Defense Innovation Board suggests ways to bridge the ‘valley of death’

The Pentagon has money to develop innovative new products; the Defense Innovation Board has recommendations to make those investments more effective.

When it comes to developing new technology, the so-called “valley of death” starts to look more like a bridge in need of repairs. Those repairs are needed across the entire span including both sides and the middle.

While both House and Senate versions of 2024 National Defense Authorization Act offer amendments to strengthen the defense industrial base, new recommendations from the Defense Innovation Board (DIB) said the path through the valley still has too many ways for innovation to die.

A report on strategic capital from the DIB said the problem isn’t the level of investment, it is how the investment dollars are used. At a July 18 meeting, the board presented its report called “Terraforming the Valley of Death.”  The study included five multi-point recommendations for ways DoD can help industry ore successfully navigate the innovation-to-production process.

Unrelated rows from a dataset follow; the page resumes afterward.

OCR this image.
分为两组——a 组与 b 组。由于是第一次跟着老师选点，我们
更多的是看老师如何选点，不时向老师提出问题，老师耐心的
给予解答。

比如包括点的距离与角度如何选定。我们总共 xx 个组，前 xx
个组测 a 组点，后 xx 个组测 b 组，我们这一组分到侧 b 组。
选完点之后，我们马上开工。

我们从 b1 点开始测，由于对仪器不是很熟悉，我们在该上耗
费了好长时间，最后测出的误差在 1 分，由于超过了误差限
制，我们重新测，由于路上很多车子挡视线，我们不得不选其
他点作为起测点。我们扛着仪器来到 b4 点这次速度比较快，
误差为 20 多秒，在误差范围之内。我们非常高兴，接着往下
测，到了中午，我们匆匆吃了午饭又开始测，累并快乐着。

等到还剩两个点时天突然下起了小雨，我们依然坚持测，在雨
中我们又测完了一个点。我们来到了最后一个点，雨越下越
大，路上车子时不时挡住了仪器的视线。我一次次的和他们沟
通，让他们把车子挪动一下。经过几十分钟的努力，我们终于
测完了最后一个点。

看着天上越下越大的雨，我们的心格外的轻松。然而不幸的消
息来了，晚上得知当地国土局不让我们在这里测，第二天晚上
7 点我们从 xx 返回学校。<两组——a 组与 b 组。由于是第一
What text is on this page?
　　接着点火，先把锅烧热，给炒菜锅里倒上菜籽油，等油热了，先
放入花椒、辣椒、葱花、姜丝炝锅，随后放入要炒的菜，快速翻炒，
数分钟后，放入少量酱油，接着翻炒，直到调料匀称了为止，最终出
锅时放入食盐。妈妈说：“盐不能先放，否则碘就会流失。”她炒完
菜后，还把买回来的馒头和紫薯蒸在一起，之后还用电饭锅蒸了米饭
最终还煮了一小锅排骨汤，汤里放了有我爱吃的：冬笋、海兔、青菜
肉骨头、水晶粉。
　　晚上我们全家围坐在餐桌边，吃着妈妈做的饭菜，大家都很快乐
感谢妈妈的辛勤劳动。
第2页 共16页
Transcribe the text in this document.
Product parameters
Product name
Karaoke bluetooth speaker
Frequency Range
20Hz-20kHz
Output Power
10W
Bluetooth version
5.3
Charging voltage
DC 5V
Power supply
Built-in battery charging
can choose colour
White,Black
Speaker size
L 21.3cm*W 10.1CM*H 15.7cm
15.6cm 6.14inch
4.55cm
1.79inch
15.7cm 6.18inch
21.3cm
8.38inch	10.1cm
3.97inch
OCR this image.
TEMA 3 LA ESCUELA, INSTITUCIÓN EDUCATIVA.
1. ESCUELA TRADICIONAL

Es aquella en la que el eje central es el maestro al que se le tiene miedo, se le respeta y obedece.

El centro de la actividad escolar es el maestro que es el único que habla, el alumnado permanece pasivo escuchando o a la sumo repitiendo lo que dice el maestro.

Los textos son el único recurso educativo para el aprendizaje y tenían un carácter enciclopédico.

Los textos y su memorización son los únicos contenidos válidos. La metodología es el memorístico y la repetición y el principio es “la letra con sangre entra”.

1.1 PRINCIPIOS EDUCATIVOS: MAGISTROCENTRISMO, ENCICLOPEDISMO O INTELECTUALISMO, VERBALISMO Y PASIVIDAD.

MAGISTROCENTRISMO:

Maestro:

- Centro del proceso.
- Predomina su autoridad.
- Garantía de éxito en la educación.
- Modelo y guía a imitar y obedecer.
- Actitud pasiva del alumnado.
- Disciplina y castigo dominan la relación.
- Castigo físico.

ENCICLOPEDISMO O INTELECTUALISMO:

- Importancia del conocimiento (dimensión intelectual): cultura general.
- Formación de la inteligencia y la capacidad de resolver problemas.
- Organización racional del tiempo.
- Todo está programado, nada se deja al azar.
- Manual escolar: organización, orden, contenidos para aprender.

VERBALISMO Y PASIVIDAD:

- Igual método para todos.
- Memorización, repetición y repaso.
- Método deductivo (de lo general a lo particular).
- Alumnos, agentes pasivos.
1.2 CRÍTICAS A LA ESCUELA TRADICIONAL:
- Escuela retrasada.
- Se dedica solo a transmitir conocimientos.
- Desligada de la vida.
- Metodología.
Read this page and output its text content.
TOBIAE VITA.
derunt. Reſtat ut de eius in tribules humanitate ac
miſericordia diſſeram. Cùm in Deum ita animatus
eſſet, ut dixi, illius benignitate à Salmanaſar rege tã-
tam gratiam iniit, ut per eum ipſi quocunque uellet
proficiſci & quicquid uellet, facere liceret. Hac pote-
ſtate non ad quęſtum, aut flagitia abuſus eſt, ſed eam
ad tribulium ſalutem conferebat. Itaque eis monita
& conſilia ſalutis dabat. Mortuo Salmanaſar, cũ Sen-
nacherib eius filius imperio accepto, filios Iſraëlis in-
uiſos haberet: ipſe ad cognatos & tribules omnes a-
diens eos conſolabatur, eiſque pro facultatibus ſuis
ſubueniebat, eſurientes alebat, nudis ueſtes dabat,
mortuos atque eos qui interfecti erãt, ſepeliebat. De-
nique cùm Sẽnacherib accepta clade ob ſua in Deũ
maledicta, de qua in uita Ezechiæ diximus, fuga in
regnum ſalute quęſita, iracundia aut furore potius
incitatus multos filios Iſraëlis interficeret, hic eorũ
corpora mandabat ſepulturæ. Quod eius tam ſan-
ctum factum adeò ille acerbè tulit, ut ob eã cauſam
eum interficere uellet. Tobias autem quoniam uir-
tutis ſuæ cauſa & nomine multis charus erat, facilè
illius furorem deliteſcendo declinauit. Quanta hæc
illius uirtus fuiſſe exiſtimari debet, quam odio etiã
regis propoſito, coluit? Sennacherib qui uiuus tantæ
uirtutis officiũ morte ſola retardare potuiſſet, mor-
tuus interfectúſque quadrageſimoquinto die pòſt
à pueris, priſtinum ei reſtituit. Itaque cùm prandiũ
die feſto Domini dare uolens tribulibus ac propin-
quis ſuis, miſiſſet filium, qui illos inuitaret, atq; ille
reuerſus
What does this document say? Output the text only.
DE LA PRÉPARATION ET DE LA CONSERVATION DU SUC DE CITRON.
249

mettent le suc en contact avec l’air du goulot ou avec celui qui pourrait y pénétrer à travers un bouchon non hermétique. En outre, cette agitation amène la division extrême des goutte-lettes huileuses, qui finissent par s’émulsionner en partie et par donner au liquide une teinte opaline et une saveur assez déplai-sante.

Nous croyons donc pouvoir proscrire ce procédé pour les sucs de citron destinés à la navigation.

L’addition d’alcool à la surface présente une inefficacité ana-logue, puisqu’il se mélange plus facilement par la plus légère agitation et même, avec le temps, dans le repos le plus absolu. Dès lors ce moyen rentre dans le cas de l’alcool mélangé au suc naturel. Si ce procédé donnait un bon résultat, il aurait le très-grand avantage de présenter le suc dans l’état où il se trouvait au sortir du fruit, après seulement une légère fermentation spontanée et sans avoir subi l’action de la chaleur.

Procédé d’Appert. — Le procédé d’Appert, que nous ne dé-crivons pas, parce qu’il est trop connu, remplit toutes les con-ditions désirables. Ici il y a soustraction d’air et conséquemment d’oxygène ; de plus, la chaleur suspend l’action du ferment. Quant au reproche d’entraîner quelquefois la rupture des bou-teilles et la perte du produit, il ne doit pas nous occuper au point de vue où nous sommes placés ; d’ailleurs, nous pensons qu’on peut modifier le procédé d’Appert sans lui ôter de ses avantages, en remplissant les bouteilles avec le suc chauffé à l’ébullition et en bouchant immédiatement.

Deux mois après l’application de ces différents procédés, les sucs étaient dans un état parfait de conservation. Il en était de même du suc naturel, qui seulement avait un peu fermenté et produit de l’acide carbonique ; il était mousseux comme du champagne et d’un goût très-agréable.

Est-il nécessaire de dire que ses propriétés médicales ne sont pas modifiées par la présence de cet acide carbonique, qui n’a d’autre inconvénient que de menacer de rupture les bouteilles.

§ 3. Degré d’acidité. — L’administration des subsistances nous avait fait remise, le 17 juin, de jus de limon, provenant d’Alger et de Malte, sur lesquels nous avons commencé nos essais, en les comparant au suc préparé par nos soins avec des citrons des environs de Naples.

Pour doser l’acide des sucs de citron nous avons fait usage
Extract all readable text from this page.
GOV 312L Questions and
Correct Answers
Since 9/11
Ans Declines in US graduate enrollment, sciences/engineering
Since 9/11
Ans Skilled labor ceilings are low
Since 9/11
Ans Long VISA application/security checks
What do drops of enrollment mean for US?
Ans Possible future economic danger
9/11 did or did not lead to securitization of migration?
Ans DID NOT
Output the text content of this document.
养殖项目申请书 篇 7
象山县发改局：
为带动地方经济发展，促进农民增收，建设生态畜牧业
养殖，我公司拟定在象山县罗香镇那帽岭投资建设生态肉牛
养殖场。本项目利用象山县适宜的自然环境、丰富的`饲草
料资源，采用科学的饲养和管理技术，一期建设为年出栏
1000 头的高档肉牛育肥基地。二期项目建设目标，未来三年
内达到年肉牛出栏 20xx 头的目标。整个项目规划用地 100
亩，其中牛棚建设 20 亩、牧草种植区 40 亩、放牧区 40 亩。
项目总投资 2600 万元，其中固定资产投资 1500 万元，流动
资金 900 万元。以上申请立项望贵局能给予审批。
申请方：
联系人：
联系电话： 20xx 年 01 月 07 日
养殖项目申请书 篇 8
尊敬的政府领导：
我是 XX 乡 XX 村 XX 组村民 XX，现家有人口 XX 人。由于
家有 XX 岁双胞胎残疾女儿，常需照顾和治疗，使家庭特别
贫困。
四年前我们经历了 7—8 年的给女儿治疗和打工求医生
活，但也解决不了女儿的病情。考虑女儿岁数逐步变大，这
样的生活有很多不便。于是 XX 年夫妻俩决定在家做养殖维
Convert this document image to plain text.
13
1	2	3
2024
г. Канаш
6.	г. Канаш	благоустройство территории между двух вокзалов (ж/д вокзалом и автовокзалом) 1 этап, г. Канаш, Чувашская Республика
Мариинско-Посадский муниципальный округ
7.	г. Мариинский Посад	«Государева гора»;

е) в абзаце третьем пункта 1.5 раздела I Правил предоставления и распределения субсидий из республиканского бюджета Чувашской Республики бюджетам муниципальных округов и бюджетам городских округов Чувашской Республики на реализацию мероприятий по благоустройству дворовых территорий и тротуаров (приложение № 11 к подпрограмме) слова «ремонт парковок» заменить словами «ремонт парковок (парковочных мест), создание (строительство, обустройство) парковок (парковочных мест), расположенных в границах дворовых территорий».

Among the recommendations were adopting the best practices from each of the services, adopting financial metrics that can be understood and audited by both industry and DoD, and building new supply chains.

“DoD wants to be an investor, it just doesn’t know how to do that,” said Will Roper, the strategic capital task force task chairman.

The recommendations divided the valley of death concept into three parts — the investment side of the valley where DoD funds research and development (R&D); the middle of the valley where support for development drops off; and the procurement side of the valley where the Pentagon spends the bulk of its money.

“The term ‘valley of death’ came up so recurrently in our study, we decided to embrace it. We systematically walked from one side of the valley to the other and identified reforms that we thought were needed, so that companies can routinely get to recurring revenue.” Roper said.

The middle of the valley, or the time between R&D and production, remains one of the biggest points of failure for companies developing products, Roper said. DoD needs to develop an “oasis” of funding to support companies in the middle stage of development.

“Only 16% of companies that got an early stage investment contract actually made it to the next step of phase three that can put them into procurement. It’s not really a high percentage,” Roper said.

The NDAA has provisions that attempt to shore up the middle stage of the development process. At a recent National Defense Industrial Association (NDIA) seminar on Joint All-Domain Command and Control, House Armed Services Committee member Rob Wittman (R-Va.) said Congress needs to nudge the process along with appropriations and authorizations. He pointed to a recent change to make the Defense Innovation Unit a direct report to the Secretary of Defense, and the start of the Office of Strategic Capital. However, he said more needs to be done to bolster Phase 2 of the Small Business Innovation Research (SBIR) program. Companies with a product or technology can apply for phase two funding six months to two years after an initial SBIR award. It is designed to get the product to a point where it can go into commercial production.

“I want to make sure the great work that goes on with phase two efforts under SBIR actually get to scalability. We have great ideas here, but they’re not going to make a difference unless we can scale them — unless we can get them to Phase 3,”  Wittman said.

At the beginning and end of the innovation to production process, the DIB report highlighted a failure of the Pentagon to work closely enough with industry. Roper said DoD made way too many small investments instead of sticking with the best companies in its portfolio.

The Navy expanded its use of SBIR investments, but the majority of the money goes to Phase 1 projects.

“Some of the systemic issues we saw were not leveraging the total market potential of the DoD. There’s a lot of overlap between military needs and commercial ones, that part of the DoD has a value proposition that it’s not leveraging. It’s not generating product-market fit via its investments — a lot of its R&D is spent completely separately from the [Program Objective Memorandum (POM)] process.” Roper said.

Wittman said industry and DoD needed better ways to communicate.

In an interview with Federal News Network, he said DoD needed a “windshield” of transparency so that industry representatives could talk directly with service members to get a better understanding of their needs.

“For many companies, the Pentagon is a mystery. Many times, they have great technology, but they don’t know how to navigate that. What we want to make sure is folks that have an innovative idea can figure out how they might take an opportunity to put that before folks in the Pentagon,” Wittman said.